Watercolor, 10 x 19.75 inches/signed lower right
Gay was born in Milwaukee, Wisconsin in 1858, but his childhood was spent on a farm in Indiana. In 1871 when he was thirteen, the family moved to Chicago, Illinois. Gay took his first art study in 1877 at the Chicago Academy of Design (forerunner of the Art Institute of Chicago) with marine artist Paul Brown and landscape artist Henry Arthur Elkins. Following a year, in 1878, Gay opened his own studio in Chicago and by 1880 he was an established artist, already noted for his seascapes in watercolor and a prominent and much sought exhibitor. He remained in Chicago until 1889, when he moved to New York (Bronxville). In New York he continued with painting seascapes in watercolor, capturing the New England seacoast.
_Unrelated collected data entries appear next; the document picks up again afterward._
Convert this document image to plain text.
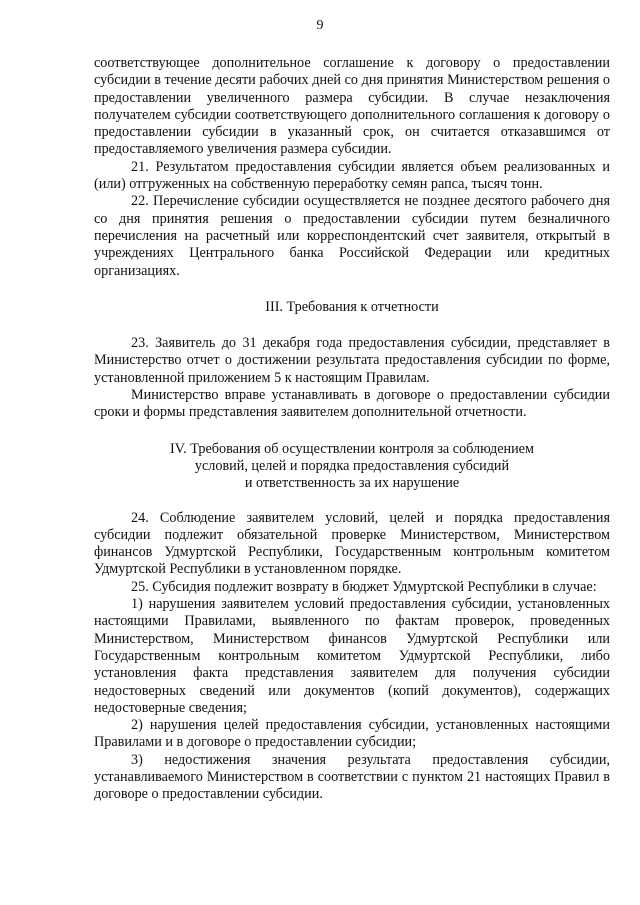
9

соответствующее дополнительное соглашение к договору о предоставлении субсидии в течение десяти рабочих дней со дня принятия Министерством решения о предоставлении увеличенного размера субсидии. В случае незаключения получателем субсидии соответствующего дополнительного соглашения к договору о предоставлении субсидии в указанный срок, он считается отказавшимся от предоставляемого увеличения размера субсидии.

21. Результатом предоставления субсидии является объем реализованных и (или) отгруженных на собственную переработку семян рапса, тысяч тонн.

22. Перечисление субсидии осуществляется не позднее десятого рабочего дня со дня принятия решения о предоставлении субсидии путем безналичного перечисления на расчетный или корреспондентский счет заявителя, открытый в учреждениях Центрального банка Российской Федерации или кредитных организациях.

III. Требования к отчетности

23. Заявитель до 31 декабря года предоставления субсидии, представляет в Министерство отчет о достижении результата предоставления субсидии по форме, установленной приложением 5 к настоящим Правилам.

Министерство вправе устанавливать в договоре о предоставлении субсидии сроки и формы представления заявителем дополнительной отчетности.

IV. Требования об осуществлении контроля за соблюдением

условий, целей и порядка предоставления субсидий

и ответственность за их нарушение

24. Соблюдение заявителем условий, целей и порядка предоставления субсидии подлежит обязательной проверке Министерством, Министерством финансов Удмуртской Республики, Государственным контрольным комитетом Удмуртской Республики в установленном порядке.

25. Субсидия подлежит возврату в бюджет Удмуртской Республики в случае:

1) нарушения заявителем условий предоставления субсидии, установленных настоящими Правилами, выявленного по фактам проверок, проведенных Министерством, Министерством финансов Удмуртской Республики или Государственным контрольным комитетом Удмуртской Республики, либо установления факта представления заявителем для получения субсидии недостоверных сведений или документов (копий документов), содержащих недостоверные сведения;

2) нарушения целей предоставления субсидии, установленных настоящими Правилами и в договоре о предоставлении субсидии;

3) недостижения значения результата предоставления субсидии, устанавливаемого Министерством в соответствии с пунктом 21 настоящих Правил в договоре о предоставлении субсидии.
One art critic at that time, noted accurately, his inseparability of sky and sea in his marines, stating “they frown or smile, soften or battle together, -- the one – the Alter Ego – the companion spirit of the other. The swell of the sea is superb; the skies swimming in gold, crimson, rose, violet and white, or covered with scudding masses of warm, low-lying, violet-gray riven and torn to show the vivid blue above the clouds, are splendidly mirrored in tones the water’s liquid depth converts to living gems. Away off against the horizon line, he paints white sailed ships that add finely to the pictures distance.” Gay also painted scenes along the shoreline of Long Island.
Gay exhibited at the National Academy of Design (1890); Boston Art Club (1890-1900); and Boston Art Club (1897). Other exhibitions included the Chicago Inter-State, Minneapolis, the Omaha Art Association, the New England Manufacturers’ and Mechanics’ Institute and the Philadelphia Art Club.